Xiao Yao, Zeng Bo, Berner Nicola, Frishman Dmitrij, Langosch Dieter, Teese Mark George
Center for Integrated Protein Science Munich (CIPSM) at the Lehrstuhl für Chemie der Biopolymere, Technische Universität München, Weihenstephaner Berg 3, 85354 Freising, Germany.
Department of Bioinformatics, Wissenschaftszentrum, Weihenstephan, Maximus-von-Imhof-Forum 3, Freising 85354, Germany.
Comput Struct Biotechnol J. 2020 Oct 7;18:3230-3242. doi: 10.1016/j.csbj.2020.09.035. eCollection 2020.

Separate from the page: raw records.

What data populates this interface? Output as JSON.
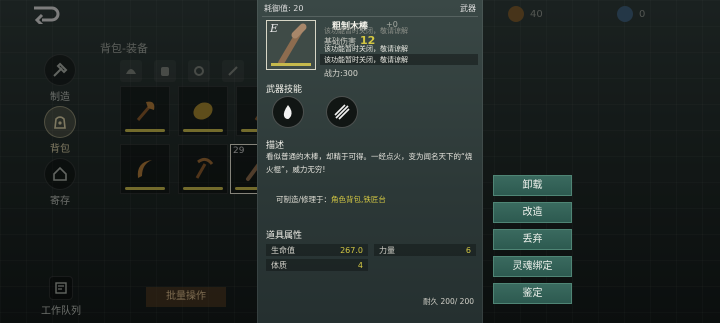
{
  "nav": {
    "craft": "制造",
    "bag": "背包",
    "storage": "寄存",
    "team": "工作队列"
  },
  "bag": {
    "title": "背包-装备",
    "slot_badge": "29",
    "batch_label": "批量操作"
  },
  "resources": {
    "coin_value": "40",
    "gem_value": "0"
  },
  "detail": {
    "durability_stat": "耗御值: 20",
    "category": "武器",
    "tier": "E",
    "item_name": "粗制木棒",
    "plus": "+0",
    "base_label": "基础伤害",
    "base_value": "12",
    "locked_1": "该功能暂时关闭，敬请谅解",
    "locked_2": "该功能暂时关闭，敬请谅解",
    "locked_3": "该功能暂时关闭，敬请谅解",
    "power": "战力:300",
    "skills_title": "武器技能",
    "desc_title": "描述",
    "desc_text": "看似普通的木棒，却精于可得。一经点火，变为闻名天下的“烧火棍”，威力无穷!",
    "repair_prefix": "可制造/修理于：",
    "repair_places": "角色背包,铁匠台",
    "attrs_title": "道具属性",
    "attrs": [
      {
        "label": "生命值",
        "value": "267.0"
      },
      {
        "label": "力量",
        "value": "6"
      },
      {
        "label": "体质",
        "value": "4"
      }
    ],
    "durability": "耐久 200/ 200"
  },
  "actions": {
    "unequip": "卸载",
    "reforge": "改造",
    "discard": "丢弃",
    "soulbind": "灵魂绑定",
    "appraise": "鉴定"
  },
  "colors": {
    "accent_yellow": "#d3c743",
    "button_green": "#2d5a50",
    "panel_bg": "#2c3837"
  }
}
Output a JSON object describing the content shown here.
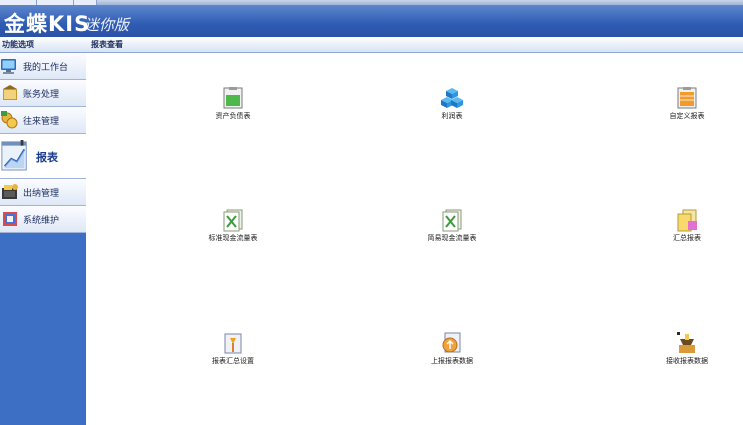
{
  "window": {
    "brand_main": "金蝶KIS",
    "brand_sub": "迷你版"
  },
  "sidebar": {
    "header": "功能选项",
    "items": [
      {
        "label": "我的工作台",
        "icon": "monitor-icon"
      },
      {
        "label": "账务处理",
        "icon": "ledger-icon"
      },
      {
        "label": "往来管理",
        "icon": "coins-icon"
      },
      {
        "label": "报表",
        "icon": "report-chart-icon",
        "active": true
      },
      {
        "label": "出纳管理",
        "icon": "cashier-icon"
      },
      {
        "label": "系统维护",
        "icon": "system-maintenance-icon"
      }
    ]
  },
  "main": {
    "header": "报表查看",
    "reports": [
      {
        "label": "资产负债表",
        "icon": "balance-sheet-icon"
      },
      {
        "label": "利润表",
        "icon": "profit-cubes-icon"
      },
      {
        "label": "自定义报表",
        "icon": "custom-report-icon"
      },
      {
        "label": "标准现金流量表",
        "icon": "standard-cashflow-icon"
      },
      {
        "label": "简易现金流量表",
        "icon": "simple-cashflow-icon"
      },
      {
        "label": "汇总报表",
        "icon": "summary-report-icon"
      },
      {
        "label": "报表汇总设置",
        "icon": "report-summary-settings-icon"
      },
      {
        "label": "上报报表数据",
        "icon": "upload-report-icon"
      },
      {
        "label": "接收报表数据",
        "icon": "receive-report-icon"
      }
    ]
  }
}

Interactions between their transmembrane domains (TMDs) frequently support the assembly of single-pass membrane proteins to non-covalent complexes. Yet, the TMD-TMD interactome remains largely uncharted. With a view to predicting homotypic TMD-TMD interfaces from primary structure, we performed a systematic analysis of their physical and evolutionary properties. To this end, we generated a dataset of 50 self-interacting TMDs. This dataset contains interfaces of nine TMDs from bitopic human proteins (Ire1, Armcx6, Tie1, ATP1B1, PTPRO, PTPRU, PTPRG, DDR1, and Siglec7) that were experimentally identified here and combined with literature data. We show that interfacial residues of these homotypic TMD-TMD interfaces tend to be more conserved, coevolved and polar than non-interfacial residues. Further, we suggest for the first time that interface positions are deficient in β-branched residues, and likely to be located deep in the hydrophobic core of the membrane. Overrepresentation of the GxxxG motif at interfaces is strong, but that of (small)xxx(small) motifs is weak. The multiplicity of these features and the individual character of TMD-TMD interfaces, as uncovered here, prompted us to train a machine learning algorithm. The resulting prediction method, THOIPA (www.thoipa.org), excels in the prediction of key interface residues from evolutionary sequence data.
它们的跨膜结构域(TMDs)之间的相互作用常常支持单通道膜蛋白组装成非共价复合物。然而,TMD-TMD相互作用组在很大程度上仍未被探索。为了从一级结构预测同型TMD-TMD界面,我们对它们的物理和进化特性进行了系统分析。为此,我们生成了一个包含50个自相互作用TMDs的数据集。该数据集包含来自双拓扑人类蛋白(Ire1、Armcx6、Tie1、ATP1B1、PTPRO、PTPRU、PTPRG、DDR1和Siglec7)的9个TMDs的界面,这些界面是我们在此通过实验鉴定的,并与文献数据相结合。我们表明,这些同型TMD-TMD界面的界面残基往往比非界面残基更保守、共同进化且具有极性。此外,我们首次提出界面位置缺乏β分支残基,并且可能位于膜的疏水核心深处。界面处GxxxG基序的过度出现很强烈,但(小)xxx(小)基序的过度出现则较弱。此处揭示的这些特征的多样性和TMD-TMD界面的个体特征促使我们训练一种机器学习算法。由此产生的预测方法THOIPA(www.thoipa.org)在从进化序列数据预测关键界面残基方面表现出色。